Times reporters treated as an objective source of facts an unlabeled left-wing group that reliably finds right-wing "hate" wherever it looks on the right. Sure enough, the Southern Poverty Law Center suggested the "far right" may have influenced Loughner.
("After Suspect's Outbursts, Foreboding in Class " was reported by Kirk Johnson, Serge Kovaleski, Dan Frosch and Eric Lipton.)
Some people who study right-wing militia groups and those who align themselves with the so-called Patriot movement said Mr. Loughner's comments on subjects like the American currency and the Constitution, which he posted online in various video clips, were strikingly similar in language and tone to the voices of the Internet's more paranoid, extremist corners.
In the text on one of the videos, for example, Mr. Loughner states, "No! I won't pay debt with a currency that's not backed by gold and silver." He also argues that "the current government officials are in power for their currency" and he uses his videos to display text about becoming a treasurer of "a new money system."
The position, for instance, that currency not backed by a gold or silver standard is worthless is a hallmark of the far right and the militia movement, said Mark Potok, who directs research on hate groups for the Southern Poverty Law Center.
Law enforcement officials said they suspected that Mr.

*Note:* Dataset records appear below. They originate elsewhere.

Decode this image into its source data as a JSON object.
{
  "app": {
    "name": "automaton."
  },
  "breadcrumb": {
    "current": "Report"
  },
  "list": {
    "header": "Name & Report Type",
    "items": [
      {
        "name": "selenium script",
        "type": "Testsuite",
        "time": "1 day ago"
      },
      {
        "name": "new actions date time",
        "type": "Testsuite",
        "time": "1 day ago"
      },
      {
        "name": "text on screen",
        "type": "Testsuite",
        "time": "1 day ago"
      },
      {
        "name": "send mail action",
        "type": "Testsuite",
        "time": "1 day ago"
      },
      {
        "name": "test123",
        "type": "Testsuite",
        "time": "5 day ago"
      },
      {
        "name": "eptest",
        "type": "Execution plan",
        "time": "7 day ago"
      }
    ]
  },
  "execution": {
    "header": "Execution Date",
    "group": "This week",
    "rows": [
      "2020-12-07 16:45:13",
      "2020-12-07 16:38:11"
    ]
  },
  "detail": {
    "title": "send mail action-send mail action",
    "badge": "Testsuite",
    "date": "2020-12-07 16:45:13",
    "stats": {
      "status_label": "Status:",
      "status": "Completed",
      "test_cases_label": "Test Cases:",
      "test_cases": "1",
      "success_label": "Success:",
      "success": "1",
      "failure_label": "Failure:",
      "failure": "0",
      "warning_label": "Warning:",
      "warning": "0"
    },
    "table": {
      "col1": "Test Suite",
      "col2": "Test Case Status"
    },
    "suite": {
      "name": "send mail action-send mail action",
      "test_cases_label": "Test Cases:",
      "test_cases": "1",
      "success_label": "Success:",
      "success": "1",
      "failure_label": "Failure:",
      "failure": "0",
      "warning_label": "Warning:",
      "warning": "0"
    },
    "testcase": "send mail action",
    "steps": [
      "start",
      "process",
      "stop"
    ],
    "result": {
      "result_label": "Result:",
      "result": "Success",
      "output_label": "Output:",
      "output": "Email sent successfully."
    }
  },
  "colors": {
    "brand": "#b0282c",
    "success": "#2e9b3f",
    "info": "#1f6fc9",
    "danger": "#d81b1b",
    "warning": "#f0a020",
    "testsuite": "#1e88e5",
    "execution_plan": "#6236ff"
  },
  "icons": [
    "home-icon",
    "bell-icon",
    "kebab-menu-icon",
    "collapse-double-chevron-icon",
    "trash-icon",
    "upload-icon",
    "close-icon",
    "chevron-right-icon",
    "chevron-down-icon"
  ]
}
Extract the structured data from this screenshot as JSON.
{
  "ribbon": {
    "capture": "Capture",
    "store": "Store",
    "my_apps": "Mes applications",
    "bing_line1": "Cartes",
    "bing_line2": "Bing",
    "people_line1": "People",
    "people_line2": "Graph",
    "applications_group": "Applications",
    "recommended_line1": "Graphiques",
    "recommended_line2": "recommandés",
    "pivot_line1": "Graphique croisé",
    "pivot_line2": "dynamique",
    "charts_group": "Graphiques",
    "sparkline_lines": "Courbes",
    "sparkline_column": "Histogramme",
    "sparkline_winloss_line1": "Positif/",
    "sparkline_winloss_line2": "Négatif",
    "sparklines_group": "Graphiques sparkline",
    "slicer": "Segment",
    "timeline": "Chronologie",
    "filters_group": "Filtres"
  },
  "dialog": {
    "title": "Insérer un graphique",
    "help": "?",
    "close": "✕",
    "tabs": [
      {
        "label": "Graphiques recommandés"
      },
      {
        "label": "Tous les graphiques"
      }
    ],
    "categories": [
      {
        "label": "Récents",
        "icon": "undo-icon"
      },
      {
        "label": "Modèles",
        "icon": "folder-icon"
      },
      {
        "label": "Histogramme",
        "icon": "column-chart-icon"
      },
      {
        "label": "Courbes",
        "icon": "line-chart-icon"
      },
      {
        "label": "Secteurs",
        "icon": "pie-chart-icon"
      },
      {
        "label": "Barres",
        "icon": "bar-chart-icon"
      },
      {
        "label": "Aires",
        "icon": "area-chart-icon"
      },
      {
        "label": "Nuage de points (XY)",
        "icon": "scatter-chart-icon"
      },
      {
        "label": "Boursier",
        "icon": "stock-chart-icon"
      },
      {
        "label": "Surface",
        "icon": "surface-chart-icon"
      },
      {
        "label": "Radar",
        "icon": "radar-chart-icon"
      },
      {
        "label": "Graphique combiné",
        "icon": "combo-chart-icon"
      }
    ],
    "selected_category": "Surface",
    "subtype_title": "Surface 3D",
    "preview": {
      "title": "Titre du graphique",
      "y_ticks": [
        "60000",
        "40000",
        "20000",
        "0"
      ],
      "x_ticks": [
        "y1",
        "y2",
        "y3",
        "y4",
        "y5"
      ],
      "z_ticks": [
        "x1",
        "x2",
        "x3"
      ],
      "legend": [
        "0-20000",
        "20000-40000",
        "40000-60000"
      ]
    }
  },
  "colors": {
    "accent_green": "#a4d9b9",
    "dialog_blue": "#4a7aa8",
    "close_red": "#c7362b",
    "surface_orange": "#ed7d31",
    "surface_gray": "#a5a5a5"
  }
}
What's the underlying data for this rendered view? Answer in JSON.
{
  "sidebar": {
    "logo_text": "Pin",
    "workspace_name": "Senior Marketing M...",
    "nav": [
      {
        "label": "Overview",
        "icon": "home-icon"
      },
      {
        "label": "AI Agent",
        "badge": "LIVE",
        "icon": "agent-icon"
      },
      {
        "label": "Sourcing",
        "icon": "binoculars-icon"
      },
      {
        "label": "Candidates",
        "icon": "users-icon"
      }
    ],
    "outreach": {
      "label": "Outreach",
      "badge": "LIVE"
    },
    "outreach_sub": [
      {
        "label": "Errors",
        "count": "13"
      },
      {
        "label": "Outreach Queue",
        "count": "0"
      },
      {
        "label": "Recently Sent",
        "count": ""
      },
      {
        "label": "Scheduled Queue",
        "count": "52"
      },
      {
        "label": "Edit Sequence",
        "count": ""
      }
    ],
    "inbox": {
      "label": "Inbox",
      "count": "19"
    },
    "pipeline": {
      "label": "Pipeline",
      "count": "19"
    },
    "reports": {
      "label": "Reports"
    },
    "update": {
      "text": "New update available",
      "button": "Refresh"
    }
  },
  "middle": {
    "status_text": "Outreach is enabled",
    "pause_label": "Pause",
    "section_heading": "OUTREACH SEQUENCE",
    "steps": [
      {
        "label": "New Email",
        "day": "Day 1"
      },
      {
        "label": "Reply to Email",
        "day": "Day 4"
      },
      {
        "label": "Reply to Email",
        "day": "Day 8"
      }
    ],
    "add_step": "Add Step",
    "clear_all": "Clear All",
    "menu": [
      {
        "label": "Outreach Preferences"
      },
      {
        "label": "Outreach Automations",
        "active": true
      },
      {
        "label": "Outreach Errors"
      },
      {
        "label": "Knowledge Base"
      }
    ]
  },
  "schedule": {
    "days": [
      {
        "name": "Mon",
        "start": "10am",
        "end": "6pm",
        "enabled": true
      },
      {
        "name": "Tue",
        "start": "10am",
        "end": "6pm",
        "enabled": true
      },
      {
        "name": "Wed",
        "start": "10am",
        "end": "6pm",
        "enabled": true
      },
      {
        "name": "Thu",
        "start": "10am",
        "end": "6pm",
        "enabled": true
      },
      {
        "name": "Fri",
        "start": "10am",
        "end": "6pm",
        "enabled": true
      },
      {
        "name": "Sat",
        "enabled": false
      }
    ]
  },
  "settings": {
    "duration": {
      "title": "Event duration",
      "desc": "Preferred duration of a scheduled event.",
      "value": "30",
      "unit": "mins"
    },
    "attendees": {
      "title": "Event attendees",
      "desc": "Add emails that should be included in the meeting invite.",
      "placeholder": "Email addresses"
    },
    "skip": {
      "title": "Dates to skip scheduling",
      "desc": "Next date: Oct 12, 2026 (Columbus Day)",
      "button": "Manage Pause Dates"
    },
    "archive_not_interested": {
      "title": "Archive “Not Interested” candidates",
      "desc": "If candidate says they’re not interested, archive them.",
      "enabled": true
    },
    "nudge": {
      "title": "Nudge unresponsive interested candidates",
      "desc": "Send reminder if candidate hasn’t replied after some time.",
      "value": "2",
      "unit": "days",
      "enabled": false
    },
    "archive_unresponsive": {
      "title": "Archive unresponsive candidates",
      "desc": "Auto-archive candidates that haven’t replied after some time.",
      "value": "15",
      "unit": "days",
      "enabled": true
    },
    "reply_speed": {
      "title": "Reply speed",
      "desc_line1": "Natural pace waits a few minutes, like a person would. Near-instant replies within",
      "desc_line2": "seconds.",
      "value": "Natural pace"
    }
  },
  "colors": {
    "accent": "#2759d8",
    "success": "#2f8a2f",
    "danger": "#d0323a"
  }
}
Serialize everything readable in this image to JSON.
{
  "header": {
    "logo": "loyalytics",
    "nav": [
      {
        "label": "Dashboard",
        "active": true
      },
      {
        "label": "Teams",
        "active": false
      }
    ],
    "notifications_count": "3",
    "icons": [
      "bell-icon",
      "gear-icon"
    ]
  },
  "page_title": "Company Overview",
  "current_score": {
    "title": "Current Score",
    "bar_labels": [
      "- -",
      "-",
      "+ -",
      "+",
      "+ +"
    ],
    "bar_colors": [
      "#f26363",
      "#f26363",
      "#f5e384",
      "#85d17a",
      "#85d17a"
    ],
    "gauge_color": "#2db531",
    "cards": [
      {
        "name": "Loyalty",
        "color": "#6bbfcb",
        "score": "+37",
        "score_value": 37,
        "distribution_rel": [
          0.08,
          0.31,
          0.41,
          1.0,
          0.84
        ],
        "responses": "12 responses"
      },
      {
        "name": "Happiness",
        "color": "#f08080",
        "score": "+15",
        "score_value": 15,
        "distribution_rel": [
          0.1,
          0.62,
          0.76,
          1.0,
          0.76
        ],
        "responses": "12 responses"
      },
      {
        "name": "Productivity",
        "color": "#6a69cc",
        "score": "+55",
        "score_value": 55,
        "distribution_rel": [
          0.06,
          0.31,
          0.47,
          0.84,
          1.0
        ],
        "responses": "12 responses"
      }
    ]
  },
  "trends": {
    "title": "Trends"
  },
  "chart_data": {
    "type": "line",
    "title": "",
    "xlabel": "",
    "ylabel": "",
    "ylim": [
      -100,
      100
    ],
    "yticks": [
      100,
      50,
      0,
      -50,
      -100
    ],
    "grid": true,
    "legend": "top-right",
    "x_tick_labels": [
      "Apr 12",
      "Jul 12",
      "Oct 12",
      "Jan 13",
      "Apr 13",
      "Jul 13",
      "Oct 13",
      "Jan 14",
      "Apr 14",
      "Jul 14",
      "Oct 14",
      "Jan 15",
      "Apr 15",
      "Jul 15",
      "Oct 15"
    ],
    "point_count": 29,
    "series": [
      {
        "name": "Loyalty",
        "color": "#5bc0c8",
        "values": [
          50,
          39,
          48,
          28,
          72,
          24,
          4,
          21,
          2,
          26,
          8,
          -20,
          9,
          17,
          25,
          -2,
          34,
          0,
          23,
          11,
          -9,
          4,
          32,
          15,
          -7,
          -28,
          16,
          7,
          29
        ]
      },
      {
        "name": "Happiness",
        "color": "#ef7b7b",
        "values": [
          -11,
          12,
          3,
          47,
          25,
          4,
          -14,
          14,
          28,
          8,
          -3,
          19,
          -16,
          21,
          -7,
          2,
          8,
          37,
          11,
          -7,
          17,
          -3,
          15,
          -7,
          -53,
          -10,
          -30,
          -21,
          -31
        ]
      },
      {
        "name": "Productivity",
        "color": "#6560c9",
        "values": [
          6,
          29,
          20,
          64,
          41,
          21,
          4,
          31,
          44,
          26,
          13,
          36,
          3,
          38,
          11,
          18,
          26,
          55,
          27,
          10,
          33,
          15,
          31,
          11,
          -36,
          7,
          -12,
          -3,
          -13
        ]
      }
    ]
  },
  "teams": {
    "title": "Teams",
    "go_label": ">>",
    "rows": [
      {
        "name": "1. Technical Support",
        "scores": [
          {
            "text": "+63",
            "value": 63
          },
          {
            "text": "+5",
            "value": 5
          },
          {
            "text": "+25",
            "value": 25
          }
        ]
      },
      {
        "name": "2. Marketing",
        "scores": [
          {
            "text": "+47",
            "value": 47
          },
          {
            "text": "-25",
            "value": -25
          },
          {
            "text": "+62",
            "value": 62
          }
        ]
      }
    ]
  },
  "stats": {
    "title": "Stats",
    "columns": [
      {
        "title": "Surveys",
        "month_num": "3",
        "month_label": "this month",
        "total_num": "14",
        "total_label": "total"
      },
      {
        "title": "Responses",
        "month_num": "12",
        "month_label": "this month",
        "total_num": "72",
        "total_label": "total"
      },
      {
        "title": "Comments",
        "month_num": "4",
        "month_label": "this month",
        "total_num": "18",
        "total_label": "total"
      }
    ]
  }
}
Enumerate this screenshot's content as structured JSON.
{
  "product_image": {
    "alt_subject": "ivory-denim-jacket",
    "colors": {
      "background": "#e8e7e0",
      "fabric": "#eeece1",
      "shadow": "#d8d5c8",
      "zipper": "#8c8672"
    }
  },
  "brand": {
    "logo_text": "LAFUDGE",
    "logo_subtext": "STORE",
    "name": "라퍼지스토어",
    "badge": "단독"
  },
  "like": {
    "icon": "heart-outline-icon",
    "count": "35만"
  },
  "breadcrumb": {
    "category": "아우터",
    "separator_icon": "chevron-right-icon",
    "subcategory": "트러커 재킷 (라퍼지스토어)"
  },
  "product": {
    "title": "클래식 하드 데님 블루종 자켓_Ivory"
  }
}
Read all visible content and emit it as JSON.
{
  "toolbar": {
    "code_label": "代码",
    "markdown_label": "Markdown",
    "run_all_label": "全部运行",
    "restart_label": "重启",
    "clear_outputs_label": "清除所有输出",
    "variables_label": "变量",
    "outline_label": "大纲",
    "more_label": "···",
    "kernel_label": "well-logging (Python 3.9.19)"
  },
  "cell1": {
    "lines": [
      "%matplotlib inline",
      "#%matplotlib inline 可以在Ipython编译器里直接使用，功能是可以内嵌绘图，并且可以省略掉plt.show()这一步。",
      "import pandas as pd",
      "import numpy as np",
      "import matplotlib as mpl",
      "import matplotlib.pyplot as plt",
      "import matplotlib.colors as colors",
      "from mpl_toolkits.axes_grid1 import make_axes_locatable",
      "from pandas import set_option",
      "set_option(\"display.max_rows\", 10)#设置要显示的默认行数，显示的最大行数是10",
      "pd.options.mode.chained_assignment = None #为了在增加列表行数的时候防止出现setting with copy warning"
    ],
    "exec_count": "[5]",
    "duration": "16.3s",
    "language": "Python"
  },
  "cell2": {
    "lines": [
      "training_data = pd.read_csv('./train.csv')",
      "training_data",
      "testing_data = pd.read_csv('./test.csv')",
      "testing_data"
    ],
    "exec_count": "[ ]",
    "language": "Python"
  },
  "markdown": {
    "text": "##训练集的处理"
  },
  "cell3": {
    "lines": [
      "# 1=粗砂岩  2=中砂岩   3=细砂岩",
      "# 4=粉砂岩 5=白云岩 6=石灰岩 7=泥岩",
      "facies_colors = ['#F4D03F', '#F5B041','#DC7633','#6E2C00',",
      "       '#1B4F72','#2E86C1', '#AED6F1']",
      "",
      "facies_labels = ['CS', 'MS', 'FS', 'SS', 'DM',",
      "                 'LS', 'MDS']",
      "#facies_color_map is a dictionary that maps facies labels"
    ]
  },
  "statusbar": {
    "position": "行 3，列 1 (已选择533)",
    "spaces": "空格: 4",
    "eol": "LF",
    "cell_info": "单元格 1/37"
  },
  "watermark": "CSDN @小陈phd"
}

Loughner might also have been influenced by things like American Renaissance, a conservative magazine that describes itself as "America's premiere publication of racial-realist thought."....Mr. Taylor said that his organization had searched its subscriber list going back 20 years, as well as lists of those who had attended the group's conferences since 1994, but that there was no record of a Mr. Loughner.
Some specific backup for that last charge would have been helpful. Note that "American Renaissance" is a racialist magazine on the fringe of the conservative movement. It's interesting that the Times would for once downplay a conservative media organ's extremism, portraying a radical magazine as part of the political mainstream.